Der Jüdische Weltkongress (JW) vertritt jüdische Gemeinden und Organisationen aus mehr als 100 Ländern. Bereits knapp zwei Monate vor dem versuchten Anschlag auf eine Synagoge in Halle durch einen rechtsextremen Täter, hat der JW 1300 Menschen nach ihren Haltungen gegenüber Juden befragt. Laut der Studie hat jeder vierte Befragte antisemitische Gedanken. 41 Prozent stimmten der Aussage zu, dass Juden zu viel über den Holocaust reden.

Auch antisemitische Aussagen wie "Juden haben zu viel Macht in der Weltpolitik" finden bei 25 Prozent der Befragten Zustimmung. In der Bevölkerungsschicht, die in der Studie als "Elite" definiert wird, ist die Zustimmung sogar noch höher. Unter Elite fallen Menschen mit Hochschulabschluss und einem Jahreseinkommen von mindestens 100.000 Euro. In diesem Cluster sind auch 30 Prozent der Meinung, Juden hätten zu viel Macht in der Wirtschaft.

Bewusstsein über Antisemitismus wächst

Es wird aber auch wahrgenommen, dass Antisemitismus ein Problem darstellt. Etwa 60 Prozent der Teilnehmenden an der Studie stimmten zu, dass Juden in Deutschland einem Gewaltrisiko oder Hass ausgesetzt sind. Immerhin jeder dritte Befragte würde gegen Antisemitismus auf die Straße gehen. Die große Mehrheit ist der Meinung, dass Antisemitismus zunimmt und das mit dem Erfolg rechter Parteien zusammenhängt.

Der Jüdische Weltkongress warnt, dass Antisemitismus in Deutschland einen Krisenpunkt erreicht habe. Der Präsident des JW, Ronald S. Lauder, sagte in der Süddeutschen Zeitung, die deutsche Gesellschaft müsse Position beziehen. Es sei an der Zeit, Demokratie und tolerante Gesellschaften zu verteidigen.

"Wir haben gesehen, was passiert, wenn einfache Leute weggeschaut oder geschwiegen haben. Es ist an der Zeit, dass die gesamte deutsche Gesellschaft Position bezieht und Antisemitismus frontal bekämpft."
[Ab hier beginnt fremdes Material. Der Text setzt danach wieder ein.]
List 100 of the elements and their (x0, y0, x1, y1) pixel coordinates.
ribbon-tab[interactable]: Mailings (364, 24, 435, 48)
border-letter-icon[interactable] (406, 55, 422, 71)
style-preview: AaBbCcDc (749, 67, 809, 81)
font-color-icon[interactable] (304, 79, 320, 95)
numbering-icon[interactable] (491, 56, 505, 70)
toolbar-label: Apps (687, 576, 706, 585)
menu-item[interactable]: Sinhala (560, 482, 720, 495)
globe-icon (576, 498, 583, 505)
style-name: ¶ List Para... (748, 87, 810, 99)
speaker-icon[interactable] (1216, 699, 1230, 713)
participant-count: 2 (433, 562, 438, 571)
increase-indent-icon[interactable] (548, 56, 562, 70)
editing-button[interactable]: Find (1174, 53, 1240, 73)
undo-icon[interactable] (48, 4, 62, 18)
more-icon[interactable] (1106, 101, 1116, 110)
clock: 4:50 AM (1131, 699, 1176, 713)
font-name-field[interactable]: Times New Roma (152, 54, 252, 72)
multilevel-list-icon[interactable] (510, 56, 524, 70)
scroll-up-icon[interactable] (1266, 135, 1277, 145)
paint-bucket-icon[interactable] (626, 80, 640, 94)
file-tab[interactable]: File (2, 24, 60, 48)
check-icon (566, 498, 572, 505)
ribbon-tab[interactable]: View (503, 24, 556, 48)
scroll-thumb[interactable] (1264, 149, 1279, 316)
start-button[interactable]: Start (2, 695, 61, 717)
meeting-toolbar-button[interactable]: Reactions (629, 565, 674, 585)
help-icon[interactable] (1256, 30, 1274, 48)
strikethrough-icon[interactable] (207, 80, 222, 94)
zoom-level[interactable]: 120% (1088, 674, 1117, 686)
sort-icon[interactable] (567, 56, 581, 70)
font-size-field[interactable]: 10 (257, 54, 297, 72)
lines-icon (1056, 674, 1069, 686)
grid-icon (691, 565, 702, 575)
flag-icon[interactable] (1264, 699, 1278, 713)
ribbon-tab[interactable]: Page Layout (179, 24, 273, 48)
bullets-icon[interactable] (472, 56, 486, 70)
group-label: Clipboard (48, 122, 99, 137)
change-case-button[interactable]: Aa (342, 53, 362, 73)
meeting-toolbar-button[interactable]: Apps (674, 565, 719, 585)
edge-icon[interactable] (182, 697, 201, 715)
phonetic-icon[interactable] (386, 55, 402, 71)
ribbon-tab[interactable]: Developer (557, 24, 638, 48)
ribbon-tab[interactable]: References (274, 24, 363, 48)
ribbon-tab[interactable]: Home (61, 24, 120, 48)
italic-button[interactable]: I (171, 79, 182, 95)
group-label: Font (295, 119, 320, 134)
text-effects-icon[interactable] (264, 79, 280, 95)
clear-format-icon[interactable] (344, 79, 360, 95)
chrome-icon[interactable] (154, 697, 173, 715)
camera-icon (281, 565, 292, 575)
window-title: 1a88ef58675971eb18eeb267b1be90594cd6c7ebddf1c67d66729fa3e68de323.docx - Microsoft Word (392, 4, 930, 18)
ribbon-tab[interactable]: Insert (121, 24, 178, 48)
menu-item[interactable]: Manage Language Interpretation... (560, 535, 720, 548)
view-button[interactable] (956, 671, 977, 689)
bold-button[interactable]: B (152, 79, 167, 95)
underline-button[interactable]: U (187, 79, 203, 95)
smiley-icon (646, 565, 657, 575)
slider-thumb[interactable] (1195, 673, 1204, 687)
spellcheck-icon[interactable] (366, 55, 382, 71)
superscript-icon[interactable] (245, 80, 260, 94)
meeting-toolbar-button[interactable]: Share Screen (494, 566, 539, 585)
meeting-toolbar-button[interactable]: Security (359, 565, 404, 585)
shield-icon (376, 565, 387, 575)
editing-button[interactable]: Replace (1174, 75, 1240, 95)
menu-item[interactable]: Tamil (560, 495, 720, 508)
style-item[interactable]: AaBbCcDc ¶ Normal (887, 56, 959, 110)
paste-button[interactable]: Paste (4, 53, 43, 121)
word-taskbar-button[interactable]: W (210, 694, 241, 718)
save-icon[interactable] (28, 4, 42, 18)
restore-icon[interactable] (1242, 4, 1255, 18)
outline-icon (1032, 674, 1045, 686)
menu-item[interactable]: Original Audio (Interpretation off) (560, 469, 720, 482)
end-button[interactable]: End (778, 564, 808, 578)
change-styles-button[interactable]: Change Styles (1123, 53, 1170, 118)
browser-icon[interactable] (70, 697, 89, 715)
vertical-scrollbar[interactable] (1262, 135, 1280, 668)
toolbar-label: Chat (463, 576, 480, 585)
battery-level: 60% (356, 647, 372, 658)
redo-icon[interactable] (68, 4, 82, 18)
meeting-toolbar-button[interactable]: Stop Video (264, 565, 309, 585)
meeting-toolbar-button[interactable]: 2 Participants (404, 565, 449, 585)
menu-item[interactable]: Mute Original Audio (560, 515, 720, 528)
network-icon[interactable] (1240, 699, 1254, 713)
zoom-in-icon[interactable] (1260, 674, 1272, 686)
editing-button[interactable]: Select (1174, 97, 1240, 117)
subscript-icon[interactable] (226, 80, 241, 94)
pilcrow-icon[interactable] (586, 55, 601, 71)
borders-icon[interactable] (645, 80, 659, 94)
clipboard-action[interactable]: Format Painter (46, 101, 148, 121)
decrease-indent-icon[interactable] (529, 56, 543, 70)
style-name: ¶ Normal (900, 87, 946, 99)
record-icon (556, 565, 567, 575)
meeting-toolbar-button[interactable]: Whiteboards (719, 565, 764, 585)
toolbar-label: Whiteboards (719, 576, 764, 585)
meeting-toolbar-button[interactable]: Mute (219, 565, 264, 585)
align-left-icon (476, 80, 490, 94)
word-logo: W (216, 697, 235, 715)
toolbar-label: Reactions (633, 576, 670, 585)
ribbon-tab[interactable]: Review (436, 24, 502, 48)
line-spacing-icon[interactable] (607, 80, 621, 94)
Zunehmender Antisemitismus wird aber nicht nur in Deutschland beobachtet. Auch in den USA gibt es eine neue Studie, durchgeführt vom American Jewish Committee. Knapp 1300 Juden sind für diese Studie telefonisch befragt worden. Sie gaben vermehrt an, auf sichtbare Zeichen ihres Glaubens, wie die Kippa zu tragen, eher zu verzichten.

Antisemitismus in den USA

Über 80 Prozent gaben an, dass der Antisemitismus in den USA in den letzten fünf Jahren zugenommen habe. Diese Wahrnehmung wird durch zwei Attentate gestützt: Bei dem Anschlag auf die "Tree of Life"-Synagoge in Pittsburgh (Pennsylvania) am 27. Oktober 2018 waren elf Gemeindemitglieder ums Leben gekommen. Am 28. April 2019 erschoss ein Attentäter eine Person in der Chabad-Synagoge der kalifornischen Kleinstadt Poway.